The start of state-sanctioned seizures of white-owned commercial farms in 2000 by black subsistence farmers deprived of land during colonial rule slashed exports of crops ranging from tobacco to roses, triggering a near decade-long recession. That caused hyperinflation and the introduction of currencies including the dollar as legal tender. As the dollar strengthened against currencies like the South African rand, imports became cheaper, causing plants in Zimbabwe to shut down and half local production.
The main opposition Movement for Democratic Change predicted Thursday that the ruling Zimbabwe African National Union-Patriotic Front party would end its multi-currency system before the year is over. “Faced with this crisis, the government is likely going to completely de-dollarize by December 2016,” it said in a statement. “This will plunge Zimbabwe back into the era of hyperinflation.”
Busisa Moyo, president of the Confederation of Zimbabwe Industries, said the notes printed by the central bank might relieve the cash shortage, but wouldn’t address the cause of the crisis. “What’s needed is to address the problem of excessive imports and the lack of foreign direct investment,” he said by phone.
The South African Reserve Bank said Friday there was a “negligible” amount of rand circulating in Zimbabwe.
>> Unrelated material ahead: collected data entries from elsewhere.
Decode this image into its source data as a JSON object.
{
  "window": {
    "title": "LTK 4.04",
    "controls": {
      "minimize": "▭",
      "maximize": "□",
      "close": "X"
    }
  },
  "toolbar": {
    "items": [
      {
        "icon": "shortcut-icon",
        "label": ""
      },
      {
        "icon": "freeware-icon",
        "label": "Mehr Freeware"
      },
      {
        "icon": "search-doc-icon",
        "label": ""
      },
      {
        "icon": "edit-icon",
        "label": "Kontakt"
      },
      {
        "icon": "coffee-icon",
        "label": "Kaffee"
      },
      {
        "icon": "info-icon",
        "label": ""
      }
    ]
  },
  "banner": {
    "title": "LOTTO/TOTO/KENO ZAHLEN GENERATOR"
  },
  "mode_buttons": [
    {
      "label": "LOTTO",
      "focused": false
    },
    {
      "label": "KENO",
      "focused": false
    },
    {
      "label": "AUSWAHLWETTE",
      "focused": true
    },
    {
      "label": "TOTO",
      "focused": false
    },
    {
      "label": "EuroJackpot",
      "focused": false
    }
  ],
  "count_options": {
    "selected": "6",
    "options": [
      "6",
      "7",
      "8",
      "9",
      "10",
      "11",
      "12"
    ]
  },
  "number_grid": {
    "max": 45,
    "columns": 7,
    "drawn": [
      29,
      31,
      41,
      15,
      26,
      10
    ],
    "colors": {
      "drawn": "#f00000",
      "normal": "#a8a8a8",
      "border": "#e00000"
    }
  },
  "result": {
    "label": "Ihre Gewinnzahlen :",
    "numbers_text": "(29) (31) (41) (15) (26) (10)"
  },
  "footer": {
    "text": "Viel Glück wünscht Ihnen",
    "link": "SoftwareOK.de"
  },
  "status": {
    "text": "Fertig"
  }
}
The bank doesn’t expect a “notable increase” in demand for the currency as trade patterns between the countries are expected to remain as they are, it said in an e-mailed response to questions.
Kupirwa, the trader, said shoppers and businesses would struggle to have confidence in the Zimbabwean central bank’s new bond notes.
“They’re saying it is a U.S. dollar, or it is worth a U.S. dollar, but how?” he said. “A U.S. dollar must be printed in America, not in Harare. If it is printed in Harare, it is a piece of paper, ghost money, worthless unless Obama tells me it is a proper dollar.”